There is a lot that has changed though. Fist and elbow bumps are common now instead of the usual handshake or hug. Temperatures are taken everywhere, there is the mandatory hand sanitizer at every entrance and almost every place has a mat full of antibacterial liquid that you must step into, then wipe off, before entering a building. Many places spray your bags and even you, before allowing you indoors. The once filled town squares are now empty. I used to love sitting there and watching the children, men and women perform in costume, or just people watching, taking in the culture. Many museums and tourist attractions are still closed and not mentioned on their website, so I find myself riding for hours just to go see something, only to find it locked up.

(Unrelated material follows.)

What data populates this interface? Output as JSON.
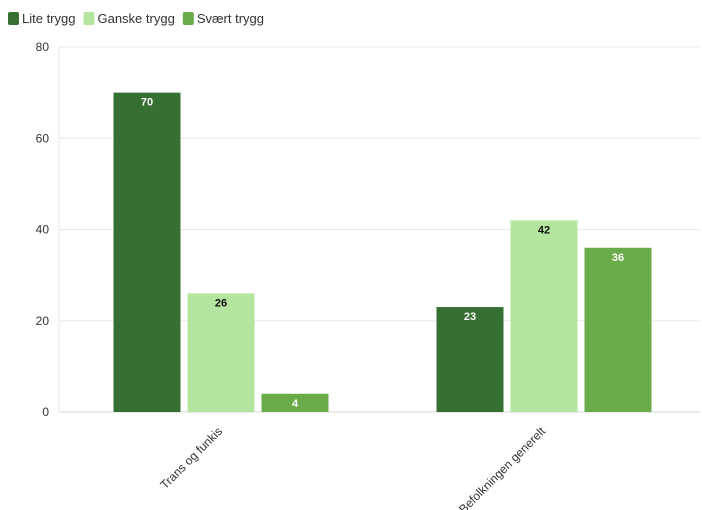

Like the rest of the world, many local businesses have shut down and the amount of homeless(many Venezuelans) that are begging for food or wandering with all their worldly possessions, is staggering and heartbreaking. I no longer come across other overlanders or travelers, and that was always nice to be able to swap stories and routes, a few laughs, and sometimes a meal or a few beers. If I do, they are locals out for a ride on their motorbikes. Many towns here have not had a single case of Covid, and make fun of me and my masks. It is easy to become complacent in these towns.
As always, the riding here is absolutely incredible. Colombia has it all, twisting, tight curvy roads, amazing off roads, mountains, beaches, deserts, the Amazon, and I am taking advantage of all of this. In hindsight, I made the right decisions. The first to go back to Canada, and the second to come back to Colombia.